RUINE : Alors, hum hum, commençons par cette foutue appellation, le "street art". À mon avis, derrière ce concept fourre-tout inventé par les marchands du temple, se camoufle une triste récupération de 30 ans de vandalisme-créatif urbain qui avait su, jusqu'à il y a peu, éviter toute récupération de par son attitude hostile envers le milieu de l'art comptant-pour-rien. Triste reconnaissance que tous ces spots de pub avec du graffiti, du hip-hop et de la rébellion adolescente emballée-c'est-pesé-pret-à-emporter. Mais pourtant, on dirait que de nombreux arrivistes y trouvent leur compte, tout en renflouant leur compte en banque... Rien de bien nouveau au royaume de la marchandise, qui a su, au cours des années 70, 80 et 90, avaler et digérer, pour mieux les détourner de leur sens initial, tous les mouvements de contre-culture issus de la jeunesse rebelle : du rock'n'roll au punk, en passant par les situs, les poètes beat, les rave parties, et j'en passe et des meilleurs. La récupération est sans fin, mais elle a très faim ! Alors, dans tout ça, comment s'y retrouver, comment rester fidèle sans être castré si on casse trop ? On a vu des putes intellectuelles déblatérer sur nos pratiques et nos idées pour mieux nous trahir et des anciens "camarades" se faire une plus-value sur leur jeunesse agitée en parlant d'expérience, voire d'erreur de jeunesse. Dans le petit monde de l'art, c'est tout naturel de se faire une réputation de "bad boy" avant de se jeter les fesses en avant et la conscience en arrière dans le milieu, quitte à cracher sur son passé et dénigrer ses anciens complices. Bon, tout ça en fait pour préciser que je ne pense pas faire de street art : j'interviens dans la rue avec la forme de graffiti la plus détestée des gens en général : le tag, celui qui claque, bien coulant, quasi-illisible et jamais à sa place. À côté de ça, je fais des pièces en atelier qui se rapprochent plus de ce que l'on a l'habitude d'appeler "art" (sans majuscule s'il te plaît !). Après, de ces activités créatrices ou vandales, chacun en fait ce que bon lui semble : une street credibility, du caca, une carrière de graphiste, quelques années de taules et un livre, ou une marque de skateboard... De mon côté, je me reconnais plus dans  dans l'idée du potlatch ! ça c'était pour mettre les choses plus ou moins au point. Sinon...

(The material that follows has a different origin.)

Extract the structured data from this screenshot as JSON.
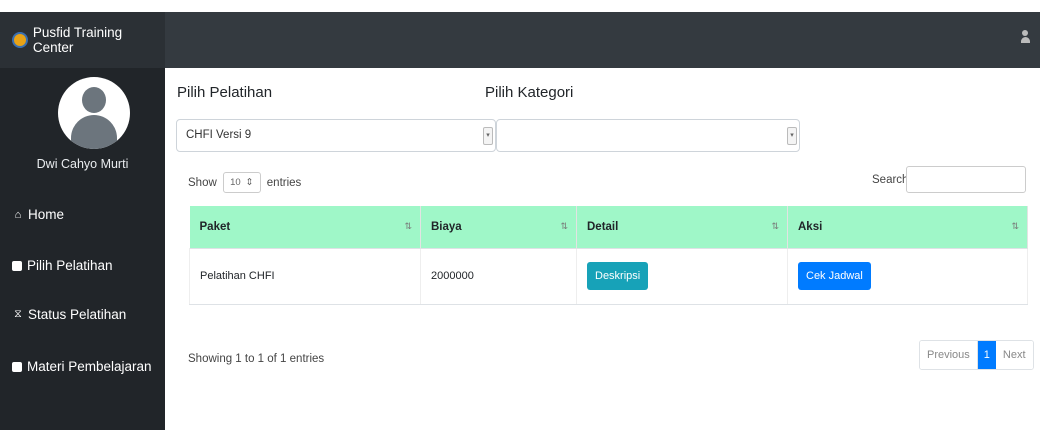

 Lady Pink - New York (1977)

LMB : Toi, comment et quand t'es-tu lancé là-dedans ?

RUINE  : Un peu sur le tard. Les seuls graffiti que j'avais fait dans ma prime jeunesse, c'étaient plus des graffiti politiques : des bombages, ce genre de choses. C'est vraiment à la fin des années 90 que j'ai découvert l'émergence d'une autre espèce de scène du graffiti vandale, qui commençait à s'éloigner de certaines habitudes avec lesquelles j'avais du mal. C'est vrai que pendant des années, par exemple, l'idée de marquer son nom partout me posait un problème : à quoi ça sert, de marquer ton nom ? Ça sert à rien. Tout ça sans réfléchir spécialement à cette réappropriation de nos territoires, de nos quartiers, de nos villes. C'est plus en ayant l'oeil tourné vers des groupes de New York, notamment un groupe de là-bas qui s'appelait IRAK (" je vole " : raking, c'est le mot d'argot des graffeurs new yorkais pour : voler, taxer, dépouiller...) que l'idée s'est imposée. Non seulement ces gars-là marquaient leur blaze, mais derrière ça, y avait autre chose, qui m'a plu. Ça devait être vers 2003, je pense. C'est là que j'ai commencé à me remettre là-dedans.

 

 Le mur légal concédé à Barry Mac Gee, avant et après l'intervention vandale des petits gars d'IRAK crew - New York, 2010.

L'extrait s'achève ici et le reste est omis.